The surgeon makes a small incision in the gum tissue to expose the tooth. If bone covers part of the tooth, a drill or specialized instrument removes just enough bone to access it. In many cases, the surgeon sections the tooth into smaller pieces rather than trying to remove it whole, which requires less bone removal and causes less trauma to the surrounding area. Once all pieces are out and the socket is cleaned, the incision is closed with stitches. Some stitches dissolve on their own in a week or two; others need to be removed at a follow-up appointment.

What Happens Inside the Socket After Removal

Your body begins repairing the extraction site immediately. Within the first 24 to 48 hours, a blood clot fills the socket, acting as a biological bandage. This clot keeps bacteria and food debris out while new tissue grows underneath. Even though you can’t see it, gum tissue starts forming at the edges of the socket right away.

During the first week, the blood clot is gradually replaced by granulation tissue, a mesh of tiny blood vessels and connective tissue cells that serves as scaffolding for new growth. Between 7 and 21 days, the hole begins to visibly close as gum tissue regenerates across the surface. Underneath, early bone formation starts as soon as two weeks after extraction, though it takes six to eight weeks for new bone to substantially fill the socket. A complete seal of mature, mineralized bone forms around the 12th week on average. The broader reshaping of bone in the jaw continues for a year or more.

The First Few Days of Recovery

Most people experience the worst discomfort in the first two to three days. Swelling peaks around 48 hours and then gradually subsides. You can manage pain with over-the-counter options or whatever your dentist recommends. Applying ice to the outside of your cheek in 20-minute intervals helps reduce swelling during the first day.

For the first few days, stick to soft or liquid foods that require minimal chewing: yogurt, applesauce, broth-based soups, ice cream, and smoothies all work well. As you heal, you can add semi-solid foods like scrambled eggs, mashed potatoes, oatmeal, and soft pasta. Most people return to their normal diet within one to two weeks, though full healing of the deeper tissue takes several weeks.

The single most important thing you can do during recovery is protect the blood clot. Avoid using straws, spitting forcefully, smoking, or swishing liquid vigorously in your mouth for at least the first few days. Any suction in your mouth can pull the clot out of the socket.

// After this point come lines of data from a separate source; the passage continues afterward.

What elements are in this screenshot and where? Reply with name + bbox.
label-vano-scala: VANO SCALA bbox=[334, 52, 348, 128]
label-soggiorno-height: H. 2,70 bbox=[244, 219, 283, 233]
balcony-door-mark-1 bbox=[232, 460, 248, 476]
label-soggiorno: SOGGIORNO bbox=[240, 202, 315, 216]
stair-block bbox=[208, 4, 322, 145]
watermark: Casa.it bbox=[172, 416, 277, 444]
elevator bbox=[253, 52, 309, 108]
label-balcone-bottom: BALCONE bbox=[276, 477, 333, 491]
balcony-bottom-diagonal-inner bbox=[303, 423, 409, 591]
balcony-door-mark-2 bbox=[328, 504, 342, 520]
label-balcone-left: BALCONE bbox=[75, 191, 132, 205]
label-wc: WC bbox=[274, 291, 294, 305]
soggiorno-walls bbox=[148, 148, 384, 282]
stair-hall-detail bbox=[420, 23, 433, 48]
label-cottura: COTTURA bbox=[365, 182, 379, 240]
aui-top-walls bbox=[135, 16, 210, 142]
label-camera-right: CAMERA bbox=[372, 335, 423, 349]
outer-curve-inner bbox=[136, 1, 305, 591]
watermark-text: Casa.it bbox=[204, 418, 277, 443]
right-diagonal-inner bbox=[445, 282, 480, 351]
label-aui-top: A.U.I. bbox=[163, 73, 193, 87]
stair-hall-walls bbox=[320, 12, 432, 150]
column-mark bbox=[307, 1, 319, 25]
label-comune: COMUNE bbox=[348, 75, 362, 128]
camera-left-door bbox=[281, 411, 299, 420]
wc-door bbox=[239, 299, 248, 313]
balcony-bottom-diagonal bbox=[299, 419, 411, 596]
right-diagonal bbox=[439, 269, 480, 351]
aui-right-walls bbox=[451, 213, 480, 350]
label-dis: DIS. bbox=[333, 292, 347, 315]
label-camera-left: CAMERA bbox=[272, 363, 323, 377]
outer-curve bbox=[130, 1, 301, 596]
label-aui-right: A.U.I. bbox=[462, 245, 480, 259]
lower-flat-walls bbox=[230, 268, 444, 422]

Dry Socket: The Most Common Complication

When the blood clot dislodges or dissolves before the socket has healed, the result is a condition called dry socket. It leaves bone and nerves exposed to air, food, and bacteria, causing intense, radiating pain that typically starts two to four days after the extraction. The pain often spreads to the ear or temple on the same side.

Dry socket is more common after surgical extractions than simple ones, with surgical procedures carrying roughly three times the risk. Smoking is one of the strongest risk factors, increasing the odds more than sixfold. Poor oral hygiene raises the risk even further. If you develop dry socket, your dentist will clean the area and place a medicated dressing in the socket to soothe the exposed bone and promote healing. The pain usually resolves within a few days of treatment.

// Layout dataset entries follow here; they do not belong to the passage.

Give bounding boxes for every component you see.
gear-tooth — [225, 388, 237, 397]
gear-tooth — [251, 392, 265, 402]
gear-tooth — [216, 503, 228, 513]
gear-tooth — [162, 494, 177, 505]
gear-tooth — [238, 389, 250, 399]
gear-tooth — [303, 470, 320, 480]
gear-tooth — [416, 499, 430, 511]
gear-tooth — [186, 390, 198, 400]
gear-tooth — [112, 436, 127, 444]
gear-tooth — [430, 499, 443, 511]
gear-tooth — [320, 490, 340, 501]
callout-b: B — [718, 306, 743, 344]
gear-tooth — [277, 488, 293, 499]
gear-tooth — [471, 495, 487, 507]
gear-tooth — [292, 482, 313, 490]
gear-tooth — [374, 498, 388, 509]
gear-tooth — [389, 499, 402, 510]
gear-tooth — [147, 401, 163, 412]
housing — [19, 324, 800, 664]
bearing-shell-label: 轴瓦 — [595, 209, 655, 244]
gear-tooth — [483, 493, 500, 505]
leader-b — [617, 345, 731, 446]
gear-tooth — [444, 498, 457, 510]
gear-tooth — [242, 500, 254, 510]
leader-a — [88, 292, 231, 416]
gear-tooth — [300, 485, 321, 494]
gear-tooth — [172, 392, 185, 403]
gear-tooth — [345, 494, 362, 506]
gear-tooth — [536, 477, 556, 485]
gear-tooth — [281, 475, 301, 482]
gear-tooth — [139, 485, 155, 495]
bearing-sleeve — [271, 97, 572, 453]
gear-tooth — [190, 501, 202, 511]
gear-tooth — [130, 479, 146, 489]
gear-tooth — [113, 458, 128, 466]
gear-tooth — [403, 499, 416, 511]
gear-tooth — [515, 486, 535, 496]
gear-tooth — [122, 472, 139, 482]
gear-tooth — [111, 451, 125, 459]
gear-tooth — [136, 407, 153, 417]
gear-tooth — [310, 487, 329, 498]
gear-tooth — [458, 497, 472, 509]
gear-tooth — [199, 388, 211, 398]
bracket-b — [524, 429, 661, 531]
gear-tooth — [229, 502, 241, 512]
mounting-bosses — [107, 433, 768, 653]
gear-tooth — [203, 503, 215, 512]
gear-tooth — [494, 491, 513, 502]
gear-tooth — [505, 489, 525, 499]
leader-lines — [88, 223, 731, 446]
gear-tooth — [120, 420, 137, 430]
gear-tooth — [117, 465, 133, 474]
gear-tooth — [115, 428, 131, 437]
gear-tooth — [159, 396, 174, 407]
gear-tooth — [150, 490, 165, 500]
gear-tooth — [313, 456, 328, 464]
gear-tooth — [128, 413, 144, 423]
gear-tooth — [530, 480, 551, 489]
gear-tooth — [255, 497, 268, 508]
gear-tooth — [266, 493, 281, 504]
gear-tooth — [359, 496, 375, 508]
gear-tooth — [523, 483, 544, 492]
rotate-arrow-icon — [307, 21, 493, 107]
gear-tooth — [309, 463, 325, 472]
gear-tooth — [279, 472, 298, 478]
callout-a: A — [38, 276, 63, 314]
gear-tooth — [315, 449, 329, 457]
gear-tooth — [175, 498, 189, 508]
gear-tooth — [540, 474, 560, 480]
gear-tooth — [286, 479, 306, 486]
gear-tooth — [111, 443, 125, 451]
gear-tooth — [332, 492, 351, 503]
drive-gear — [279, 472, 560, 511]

Signs of Infection to Watch For

Some swelling and mild discomfort are normal after an extraction. Infection, while uncommon, produces a distinct pattern: worsening pain after the first few days instead of improving, swelling that spreads or intensifies, a fever above 38°C (100.4°F), pus draining from the socket, difficulty opening your mouth, or trouble swallowing. These symptoms can appear within days of the procedure or sometimes a week or more later.

In rare cases, an untreated infection can spread to the floor of the mouth or deeper tissues of the neck, causing severe swelling that interferes with breathing and swallowing. This is a medical emergency. The vast majority of post-extraction infections are caught and treated long before reaching that point, typically with antibiotics and drainage if needed. If your pain is getting worse rather than better after the third day, or you develop any of the symptoms above, contact your dentist or surgeon promptly.